Tools to help you talk to your patients about reproductive and developmental impacts from mercury.
Patient Handouts & Education
Reprinted from the American Journal of Obstetrics and Gynecology, Vol 207 (6), Sheela Sathyanarayana, MD MPH et al., Environmental exposures: how to counsel preconception and prenatal patients in the clinical setting, pages: 463-470, 2012 with permission from Elsevier.
- Exposure to mercury can come from eating fish, contact with quicksilver, use of skin-lightening creams, or inhalation of mercury vapors at work.
- Mercury is a potent neurotoxin; exposure during pregnancy can lead to adverse neurodevelopmental outcomes that include lower IQ and poor language and motor development.

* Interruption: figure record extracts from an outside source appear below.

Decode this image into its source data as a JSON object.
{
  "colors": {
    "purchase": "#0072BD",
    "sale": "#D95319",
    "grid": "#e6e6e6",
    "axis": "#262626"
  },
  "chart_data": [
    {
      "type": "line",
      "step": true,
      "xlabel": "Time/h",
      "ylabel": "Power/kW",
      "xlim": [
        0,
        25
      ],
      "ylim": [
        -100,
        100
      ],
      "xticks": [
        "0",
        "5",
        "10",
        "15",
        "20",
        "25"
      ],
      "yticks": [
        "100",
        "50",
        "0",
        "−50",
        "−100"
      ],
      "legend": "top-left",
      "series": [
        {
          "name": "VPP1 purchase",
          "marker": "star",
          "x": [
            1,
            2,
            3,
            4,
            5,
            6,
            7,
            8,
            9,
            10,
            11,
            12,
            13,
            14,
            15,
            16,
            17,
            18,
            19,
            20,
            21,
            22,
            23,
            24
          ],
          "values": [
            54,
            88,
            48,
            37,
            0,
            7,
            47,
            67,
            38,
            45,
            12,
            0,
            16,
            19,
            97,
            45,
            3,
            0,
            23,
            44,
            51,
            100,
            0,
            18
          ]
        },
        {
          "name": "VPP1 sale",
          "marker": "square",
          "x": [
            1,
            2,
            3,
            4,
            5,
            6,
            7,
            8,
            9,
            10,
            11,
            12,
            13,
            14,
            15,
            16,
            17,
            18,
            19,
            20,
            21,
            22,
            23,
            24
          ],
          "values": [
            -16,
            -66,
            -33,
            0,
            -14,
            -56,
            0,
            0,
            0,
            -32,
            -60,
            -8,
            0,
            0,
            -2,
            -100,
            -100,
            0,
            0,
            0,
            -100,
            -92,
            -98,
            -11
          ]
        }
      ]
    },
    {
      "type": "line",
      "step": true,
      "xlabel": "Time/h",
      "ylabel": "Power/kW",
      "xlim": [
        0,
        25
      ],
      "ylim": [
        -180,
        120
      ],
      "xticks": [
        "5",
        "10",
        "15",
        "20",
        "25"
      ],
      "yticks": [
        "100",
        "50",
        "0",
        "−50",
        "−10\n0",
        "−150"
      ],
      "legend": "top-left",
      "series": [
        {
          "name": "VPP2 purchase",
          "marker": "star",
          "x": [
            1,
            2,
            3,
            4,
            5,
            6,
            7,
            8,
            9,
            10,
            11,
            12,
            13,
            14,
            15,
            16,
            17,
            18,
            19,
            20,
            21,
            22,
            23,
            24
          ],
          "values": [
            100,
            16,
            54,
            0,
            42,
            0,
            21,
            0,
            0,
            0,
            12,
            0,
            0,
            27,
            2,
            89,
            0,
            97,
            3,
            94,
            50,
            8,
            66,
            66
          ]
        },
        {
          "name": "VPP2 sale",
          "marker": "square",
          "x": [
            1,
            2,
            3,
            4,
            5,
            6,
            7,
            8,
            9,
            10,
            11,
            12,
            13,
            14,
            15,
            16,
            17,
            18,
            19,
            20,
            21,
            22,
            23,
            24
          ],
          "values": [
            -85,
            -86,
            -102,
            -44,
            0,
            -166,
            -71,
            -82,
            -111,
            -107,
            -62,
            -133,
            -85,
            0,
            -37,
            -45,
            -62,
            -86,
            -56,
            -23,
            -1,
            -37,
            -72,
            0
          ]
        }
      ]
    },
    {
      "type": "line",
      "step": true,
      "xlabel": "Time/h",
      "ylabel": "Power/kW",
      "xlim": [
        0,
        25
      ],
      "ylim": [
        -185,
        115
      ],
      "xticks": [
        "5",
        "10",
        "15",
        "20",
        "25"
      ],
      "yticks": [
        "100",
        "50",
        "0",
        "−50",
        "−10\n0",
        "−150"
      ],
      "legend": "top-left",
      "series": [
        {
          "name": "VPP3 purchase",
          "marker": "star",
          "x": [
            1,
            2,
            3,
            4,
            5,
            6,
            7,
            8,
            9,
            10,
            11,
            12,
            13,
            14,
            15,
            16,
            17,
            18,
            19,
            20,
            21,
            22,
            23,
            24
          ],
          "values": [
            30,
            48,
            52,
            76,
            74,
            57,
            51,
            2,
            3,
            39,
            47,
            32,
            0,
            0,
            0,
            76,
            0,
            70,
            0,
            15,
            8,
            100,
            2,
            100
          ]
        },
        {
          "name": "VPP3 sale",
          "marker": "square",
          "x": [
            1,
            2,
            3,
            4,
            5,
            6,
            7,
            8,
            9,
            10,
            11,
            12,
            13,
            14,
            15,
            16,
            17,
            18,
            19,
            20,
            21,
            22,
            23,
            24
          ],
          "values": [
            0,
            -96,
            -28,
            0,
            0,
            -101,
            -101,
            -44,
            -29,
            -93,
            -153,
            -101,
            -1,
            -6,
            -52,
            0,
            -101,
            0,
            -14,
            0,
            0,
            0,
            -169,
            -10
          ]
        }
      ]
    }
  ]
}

- Fish is an excellent source of protein and omega-3 fatty acids, which have been shown to improve visual acuity and scores on the Denver Developmental Screen.
- Pregnant, preconception, and breastfeeding patients should follow US Environmental Protection Agency and state-specific fish consumptions guidelines.
- To maximize the benefits of fish consumption, eat fish twice per week.
- Choose a variety of fish; avoid shark, swordfish, king mackerel, and tile fish.
- Eat fish that are lower in mercury.
- If you eat recreationally caught fish, access local fish advisories and follow the recommendations for consumption.
- Do not use skin-lightening creams or home remedies that might contain mercury.